News of Juan Soto’s positive test for COVID-19 broke hours before last night’s 2020 season opener, so most of the conversation in Zoom calls with Nationals’ GM Mike Rizzo and Nats’ skipper Davey Martinez before the game focused on the 21-year-old outfielder, whereas they usually would have focused on roster decisions after the club’s 30-Man roster was released in advance of the matchup with the New York Yankees.
Rizzo and Martinez did discuss the choices they made when they chose the 30 players they wanted out of the 60-player pool they put together for Spring Training 2.0 three weeks ago, though it came between comments on their concern for Soto’s health.
Soto was left off the roster, placed on the COVID IL, so Andrew Stevenson, who was likely on the bubble, made the roster and was penciled in as the left fielder in last night’s game, and Emilio Bonifacio was included on the 30-Man roster as well.
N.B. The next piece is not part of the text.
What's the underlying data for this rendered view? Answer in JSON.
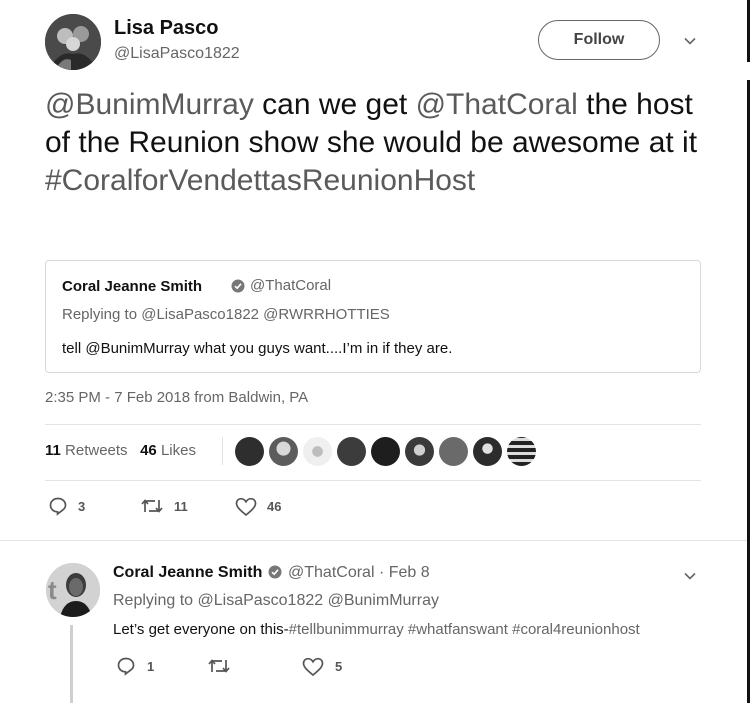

Martinez, who talked about the options having three catchers on the roster provided him throughout the build-up to the 60-game season, did have Kurt Suzuki, Yan Gomes, and a third catcher, Raudy Read on the 30-Man, and the Nationals kept a number or relievers as well, with pitchers James Bourque, Kyle Finnegan, Sam Freeman, Ryne Harper, and Javy Guerra all in the mix.
“They’ve been throwing the ball really well,” Martinez said when asked about the inclusion of Bourque, Finnegan, and Harper, in particular.
Bourque, 27, and a 2014 14th Round pick by the Nats, debuted in the majors with one relief appearances last season.
Finnegan, 28, spent seven seasons in the Oakland A’s system, then signed a major league deal with the Nationals this past winter.
Harper, 31, was acquired by the Nationals in a trade with the Minnesota Twins in January 2020.
“Starting with Bourque, he’s got two really good pitches,” Martinez told reporters. “And the biggest thing with him is strikes, and he proved that he could throw strikes. We like his stuff.
“Finnegan, like I said before, he’s a hard thrower. Mixes in — he’s got a good cutter, good slider, good changeup. So we thought he could be in the mix here for us too.”
“And also, we got Harper,” the manager continued, “and I love him. He’s a strike thrower, can throw anything at any time for a strike. Kind of reminds me a little bit of Aníbal Sánchez, but in a reliever’s role, so that’s kind of nice.”
The decision to place Wander Suero and Roenis Elías, both of whom got a late start to Spring Training 2.0 earlier this month, on the Injured List opened up spots for relievers.
“It’s unfortunate that Suero and Elias — we’re going to count on them this season to be factors for us,” Rizzo said of the decision on the relievers who were in D.C. in 2019.
“We deemed them not ready to participate at this time of Spring Training. They’re just not stretched out enough and they don’t have enough innings and pitches under their belt to make the Opening Day roster.
“Hopefully they’re not too far away, but the readiness of the players who came late were a big part of our decision-making process.”
And the decision to add Read to the mix behind the plate along with Suzuki and Gomes?
“The third catcher I kind of like, because it gives me the opportunity to maybe pinch hit in that particular spot,” Martinez said, “and also DH Suzuki if we had to, with another catcher. So, we decided to keep a third catcher for right now.”
Rizzo and Martinez also settled on Austin Voth as the fifth starter at the start of the season, after Voth and Erick Fedde started Spring Training 2.0 as the top options to fill out the final spot in the starting rotation.
“Austin Voth will definitely be our fifth starter,” Martinez said. “I like Fedde coming out of the bullpen. He’s thrown the ball really well in this little Spring Training we had. I know he threw the ball in March really well, but I like [Fedde] coming out of the bullpen. Voth has done well as well, so that’s the way we decided to go.”